Pero fuera de esta ventana estival, el trato a las personas migrantes en esta misma frontera es muy distinto. Quienes cruzan sin papeles, quienes buscan asilo o quienes son interceptados en pateras no reciben la misma atención ni los mismos recursos. En este sentido, la OPE deja al descubierto una paradoja: hay una logística muy eficaz para quien puede pagar un billete, y muchas barreras estructurales para quien huye por necesidad.
También se abre el debate sobre los derechos de los pasajeros. En años anteriores se han denunciado largas esperas sin sombra ni agua, fallos en la comunicación portuaria, o discriminaciones en el embarque. Aunque se han hecho mejoras, aún queda camino por recorrer para que el tránsito sea realmente digno para todos.
Más allá del viaje: lo que revela la OPE sobre nuestra relación con el sur global
La Operación Paso del Estrecho es una prueba de estrés para las infraestructuras, sí. Pero también es un espejo de cómo gestionamos nuestras fronteras, nuestros vínculos y nuestras contradicciones. Permite observar cómo se materializa, cada verano, una de las relaciones más complejas del sur global con Europa: una relación basada en la movilidad, la dependencia mutua, pero también en la desigualdad.

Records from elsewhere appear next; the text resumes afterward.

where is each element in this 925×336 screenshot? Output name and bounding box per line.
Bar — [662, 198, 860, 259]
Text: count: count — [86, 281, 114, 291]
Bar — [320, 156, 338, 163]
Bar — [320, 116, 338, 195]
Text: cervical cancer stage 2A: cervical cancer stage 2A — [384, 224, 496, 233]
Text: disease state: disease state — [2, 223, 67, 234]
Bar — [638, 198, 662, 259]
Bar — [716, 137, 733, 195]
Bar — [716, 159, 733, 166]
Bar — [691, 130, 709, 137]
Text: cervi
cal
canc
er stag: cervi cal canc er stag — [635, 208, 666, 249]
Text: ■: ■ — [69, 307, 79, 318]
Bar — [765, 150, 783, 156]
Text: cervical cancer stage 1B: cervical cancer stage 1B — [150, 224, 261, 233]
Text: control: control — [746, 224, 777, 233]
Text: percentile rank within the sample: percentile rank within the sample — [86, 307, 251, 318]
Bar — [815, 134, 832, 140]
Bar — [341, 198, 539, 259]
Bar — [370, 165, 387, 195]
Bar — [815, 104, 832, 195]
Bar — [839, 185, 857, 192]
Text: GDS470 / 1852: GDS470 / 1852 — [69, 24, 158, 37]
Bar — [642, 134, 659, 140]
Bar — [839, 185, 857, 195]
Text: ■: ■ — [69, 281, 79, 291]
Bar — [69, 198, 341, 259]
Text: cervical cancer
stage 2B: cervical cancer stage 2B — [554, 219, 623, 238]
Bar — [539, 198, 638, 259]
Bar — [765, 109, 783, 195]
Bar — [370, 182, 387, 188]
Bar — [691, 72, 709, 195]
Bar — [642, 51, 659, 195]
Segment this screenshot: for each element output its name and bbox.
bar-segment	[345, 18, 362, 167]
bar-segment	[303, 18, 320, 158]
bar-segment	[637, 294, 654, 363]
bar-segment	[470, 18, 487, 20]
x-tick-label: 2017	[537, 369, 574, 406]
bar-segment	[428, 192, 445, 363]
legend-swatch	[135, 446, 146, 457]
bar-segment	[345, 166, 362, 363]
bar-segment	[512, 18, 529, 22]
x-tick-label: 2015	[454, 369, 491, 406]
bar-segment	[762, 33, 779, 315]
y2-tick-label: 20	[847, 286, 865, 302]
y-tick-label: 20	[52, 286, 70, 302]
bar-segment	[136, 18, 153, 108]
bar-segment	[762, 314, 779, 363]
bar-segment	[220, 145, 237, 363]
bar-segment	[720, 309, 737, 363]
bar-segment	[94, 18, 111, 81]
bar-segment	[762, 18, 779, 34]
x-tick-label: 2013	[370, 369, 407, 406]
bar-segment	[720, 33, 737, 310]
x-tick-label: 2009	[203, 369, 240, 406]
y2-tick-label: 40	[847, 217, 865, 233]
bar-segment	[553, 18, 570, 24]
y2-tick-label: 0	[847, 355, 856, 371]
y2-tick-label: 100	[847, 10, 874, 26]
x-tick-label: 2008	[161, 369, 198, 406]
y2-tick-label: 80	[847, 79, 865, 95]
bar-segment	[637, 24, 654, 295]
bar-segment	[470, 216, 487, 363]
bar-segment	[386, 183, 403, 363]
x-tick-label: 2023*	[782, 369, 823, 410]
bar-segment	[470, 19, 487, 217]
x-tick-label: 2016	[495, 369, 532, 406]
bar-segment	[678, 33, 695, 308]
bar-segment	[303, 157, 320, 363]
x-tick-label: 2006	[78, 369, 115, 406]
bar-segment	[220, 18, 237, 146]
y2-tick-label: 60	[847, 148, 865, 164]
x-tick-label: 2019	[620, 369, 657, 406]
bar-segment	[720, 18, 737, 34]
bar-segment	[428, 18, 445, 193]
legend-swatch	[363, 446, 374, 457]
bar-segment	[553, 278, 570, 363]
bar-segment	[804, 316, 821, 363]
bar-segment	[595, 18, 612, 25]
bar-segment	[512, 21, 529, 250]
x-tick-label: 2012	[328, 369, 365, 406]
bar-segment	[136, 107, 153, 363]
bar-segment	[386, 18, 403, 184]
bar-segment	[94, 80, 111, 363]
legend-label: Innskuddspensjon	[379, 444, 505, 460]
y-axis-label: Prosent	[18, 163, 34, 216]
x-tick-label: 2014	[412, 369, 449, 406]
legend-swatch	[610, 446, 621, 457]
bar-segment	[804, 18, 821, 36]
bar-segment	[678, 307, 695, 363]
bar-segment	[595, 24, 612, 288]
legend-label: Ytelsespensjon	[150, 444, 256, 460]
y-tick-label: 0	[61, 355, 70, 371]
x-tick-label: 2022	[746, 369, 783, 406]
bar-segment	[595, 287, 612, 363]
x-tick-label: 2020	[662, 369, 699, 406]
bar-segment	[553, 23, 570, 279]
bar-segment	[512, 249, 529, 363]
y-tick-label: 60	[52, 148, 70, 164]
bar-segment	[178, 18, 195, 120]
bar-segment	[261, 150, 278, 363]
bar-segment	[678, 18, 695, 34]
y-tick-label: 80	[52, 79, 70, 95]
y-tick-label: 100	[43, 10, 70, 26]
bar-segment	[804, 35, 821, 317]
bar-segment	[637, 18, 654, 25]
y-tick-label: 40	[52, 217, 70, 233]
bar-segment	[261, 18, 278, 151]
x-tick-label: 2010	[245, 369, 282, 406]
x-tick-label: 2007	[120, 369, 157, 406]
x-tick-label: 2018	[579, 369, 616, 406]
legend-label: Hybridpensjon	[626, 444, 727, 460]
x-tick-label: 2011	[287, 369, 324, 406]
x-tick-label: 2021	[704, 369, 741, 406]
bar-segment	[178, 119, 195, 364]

Mientras millones de europeos cruzan fronteras sin mostrar pasaporte, millones de africanos necesitan visados, controles exhaustivos y permisos para pisar el mismo territorio. En este contexto, la OPE no es solo una operación logística, sino un recordatorio de que el derecho a la movilidad sigue siendo profundamente desigual.
También revela la resiliencia y la organización de una diáspora que, lejos de desintegrarse, mantiene vivos sus lazos culturales, sociales y económicos. La imagen de un ferry lleno de familias rumbo al Magreb no es solo una postal de verano: es la manifestación de una realidad transnacional que cuestiona las categorías fijas de “origen” y “destino”.